48. E’ l’amica della “riccia”. Molto più in carne, ha una maglietta turchese con una scollatura ampia. Ha i capelli scuri, è tagliente. Non ha figli, “io sono perfetta era un problema di  mio marito”. E’ stata sposata cinque anni, si sono separati e ora aspetta il divorzio. E’ molto critica nei confronti degli uomini e lo spunto viene proprio dal figlio 41enne del vedovo: uno che si vuole divertire.

45. La signora – ha circa 60 anni – ha la pelle chiara. Si toglie gli occhiali da sole dopo un po’ che sta parlando con le due ragazze.

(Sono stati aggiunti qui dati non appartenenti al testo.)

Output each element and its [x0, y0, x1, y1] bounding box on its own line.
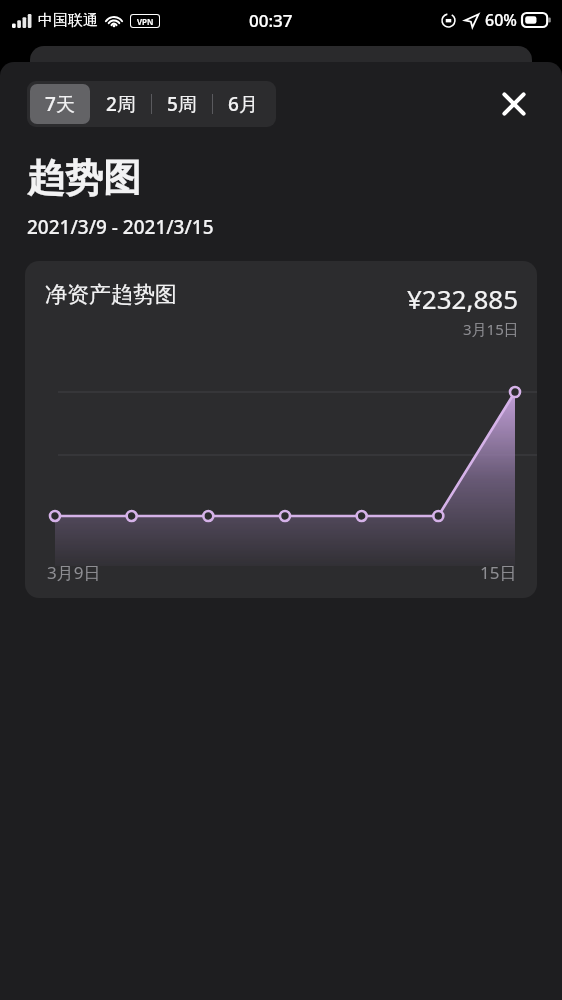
- staticText: 2周: [106, 91, 136, 117]
- staticText: 趋势图: [27, 154, 141, 202]
- staticText: VPN: [137, 16, 154, 27]
- staticText: 7天: [45, 91, 75, 117]
- button[interactable]: 5周: [152, 84, 212, 124]
- staticText: ¥232,885: [407, 281, 519, 316]
- staticText: 5周: [167, 91, 197, 117]
- staticText: 3月9日: [47, 561, 101, 584]
- staticText: 3月15日: [463, 319, 519, 339]
- button[interactable]: 7天: [30, 84, 90, 124]
- staticText: 15日: [480, 561, 517, 584]
- staticText: 6月: [228, 91, 258, 117]
- button[interactable]: Close: [492, 82, 536, 126]
- button[interactable]: 净资产趋势图: [25, 261, 537, 598]
- staticText: 中国联通: [38, 11, 98, 30]
- button[interactable]: 2周: [91, 84, 151, 124]
- staticText: 2021/3/9 - 2021/3/15: [27, 214, 214, 240]
- button[interactable]: 6月: [213, 84, 273, 124]
- staticText: 净资产趋势图: [45, 281, 177, 309]
- staticText: 00:37: [249, 9, 293, 32]
- staticText: 60%: [485, 9, 517, 31]
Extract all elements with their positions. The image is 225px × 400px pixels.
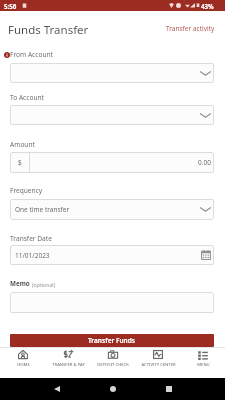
staticText: Funds Transfer [8,22,89,38]
staticText: Transfer Date [10,234,52,243]
staticText: 11/01/2023 [15,251,50,260]
button[interactable]: $ [10,152,214,173]
staticText: 43% [201,2,214,10]
staticText: Frequency [10,186,43,195]
staticText: 5:56 [4,2,17,10]
staticText: HOME [17,362,30,368]
staticText: MENU [197,362,210,368]
staticText: Transfer Funds [88,336,136,345]
button[interactable]: DEPOSIT CHECK [92,348,134,368]
staticText: (optional) [32,281,56,288]
staticText: Transfer activity [166,24,215,33]
button[interactable]: Transfer activity [163,21,218,36]
staticText: 0.00 [198,158,211,167]
button[interactable]: Transfer Funds [10,334,214,347]
staticText: DEPOSIT CHECK [97,362,129,368]
button[interactable]: ACTIVITY CENTER [137,348,179,368]
staticText: To Account [10,93,44,102]
staticText: $ [18,158,22,167]
button[interactable] [10,292,214,313]
staticText: Amount [10,140,35,149]
staticText: ACTIVITY CENTER [141,362,176,368]
button[interactable]: HOME [2,348,44,368]
button[interactable] [10,63,214,83]
staticText: Memo [10,279,30,288]
button[interactable] [10,105,214,125]
button[interactable]: MENU [182,348,224,368]
staticText: One time transfer [15,205,70,214]
button[interactable]: 11/01/2023 [10,245,214,265]
staticText: TRANSFER & PAY [52,362,85,368]
staticText: From Account [10,50,53,59]
button[interactable]: One time transfer [10,199,214,220]
button[interactable]: TRANSFER & PAY [47,348,89,368]
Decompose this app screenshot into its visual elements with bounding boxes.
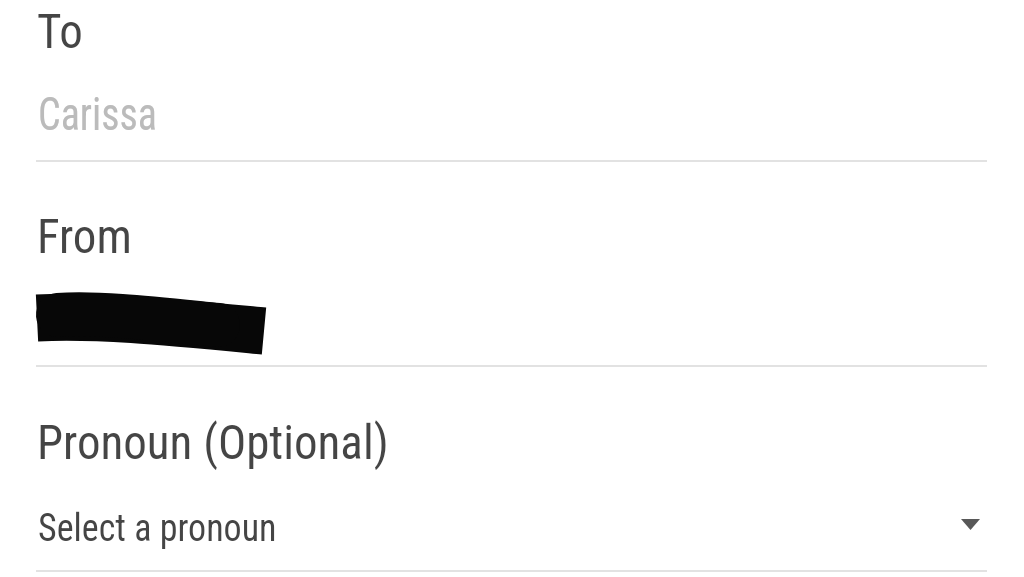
staticText: Pronoun (Optional) xyxy=(37,414,389,471)
button[interactable]: From sender name field xyxy=(36,275,987,363)
button[interactable]: Select a pronoun, drop down menu xyxy=(36,490,987,570)
staticText: From xyxy=(37,208,132,265)
button[interactable]: To recipient name field xyxy=(36,75,987,161)
staticText: To xyxy=(37,3,83,60)
staticText: Carissa xyxy=(38,88,157,142)
staticText: Select a pronoun xyxy=(38,505,277,550)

Ha gli occhi chiari, ma la pelle intorno – dice – è sempre stata rovinata, non dall’età, è così da sempre, “ma ormai non ha senso intervenire”. E’ una bella donna o almeno lo deve essere stata, ora ha il viso stanco. Sua figlia è separata. “Non bisogna mai chiedere i motivi, i genitori devono sapere solo fino a un certo punto”. “Ma ora sua figlia come sta?”, chiede la riccia. “Bene, meglio di prima”, la risposta che sapeva di sentirsi dire.

Fuori servizio

Metropolitana di Genova, stazione di Principe

Prendo la metropolitana domenica mattina, alla stazione di Principe. La riprendo a San Giorgio la sera o a volte il lunedì mattina. Prendo la metropolitana di Genova dal giorno dell’inaugurazione perché è sempre stata perfetta per andare in stazione dal centro storico. Solo che qualcosa non va. Stamattina una delle due scale mobili della fermata di Principe era fuori uso. E’ così da almeno un mese. Ma è così a più riprese. Avrei dovuto segnare su un calendario i giorni, ma non sono stata così meticolosa. Capita troppo spesso di vederle fuori uso le scale mobili, smontate o sbarrate da transenne gialle. Capita ancora troppo spesso nei giorni di pioggia di vedere gocce che cadano rapide dal soffitto.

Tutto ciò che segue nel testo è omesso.